The threshold for a finding of unconscionability of equal division is "exceptionally high." The circumstances must be "harsh and shocking to the conscience, repugnant to anyone's sense of justice, or shocking to the conscience of the court" (Serra v. Serra, 2009 ONCA 105, at paras. 47-48).
Examples
Pirhosseinlou v. Pirhosseinlou, 2012 ONSC 5249
A spouse lost a bunch of money making high-risk stock trades using credit card debt. The Court described the spouse as having made "bad investments, showed bad judgment, and caused a debt problem early in their marriage. I consider it a risky business venture that went very badly as profits declined and debt increased." The Court did not find an "intentional attempt to increase the debt load just before separation." The Court did not find that equal division would be unconscionable.
Dillon v. Dillon, 2010 ONSC 5848
A spouse built up debts "to feed [an] addiction to alcohol." The family was in a perilous economic situation at the time. The Court found that equal division would be unconscionable.
Naidoo v. Naidoo (2004), 2 R.F.L. (6th) 362 (ONSC)

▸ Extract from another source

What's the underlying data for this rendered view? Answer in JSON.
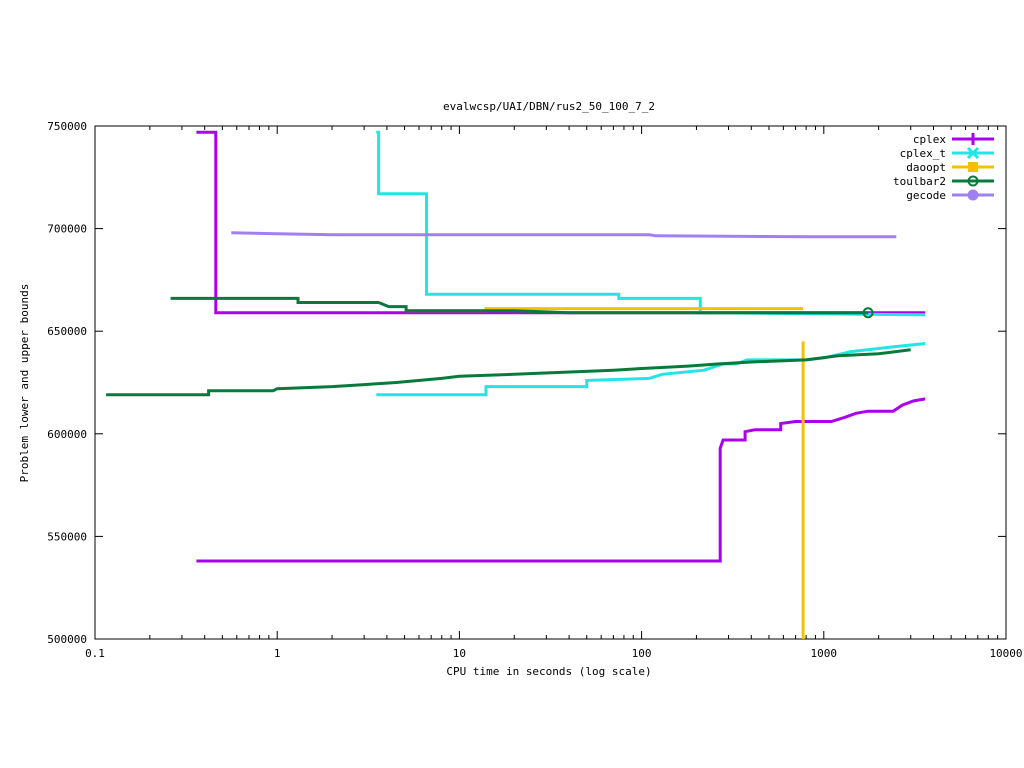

A spouse built up $100,000 of gambling debt in the five years preceding the separation. The Court found that equal division in the circumstances would be unconscionable. But, mere speculative activity was not what made it unconscionable. It had to be considered in light of other factors: the amounts, the proportion of the family means that were put at risk, the parties' incomes, the resources each party brought into the marriage, and the conduct of the parties in condoning the activity.
Martin v. Martin, 2007 CanLII 3222 (ONSC)
A spouse built up significant debt throughout the marriage on "personal enjoyment" such as addictions, golf, and hockey. In this circumstance, equal division would have been unconscionable.
My own view
Spending 37500 of the net family value of 237500 in order to get a house in the neighborhood that the children (and presumably the entire family — more convenient exchanges, etc.) will benefit from post-divorce does not call out as unconscionable to me. Perhaps it was the perfect house in terms of location and value and other factors that may not have been around in a few months.
Of course, other facts could tip the scale. As you can see from the examples, all the circumstances are relevant, and to some extent, unconscionability is in the eye of the beholder.
If a Court were to find this unconscionable, it would simply order a small additional equalization payment to Alice up to half the "depleted" value.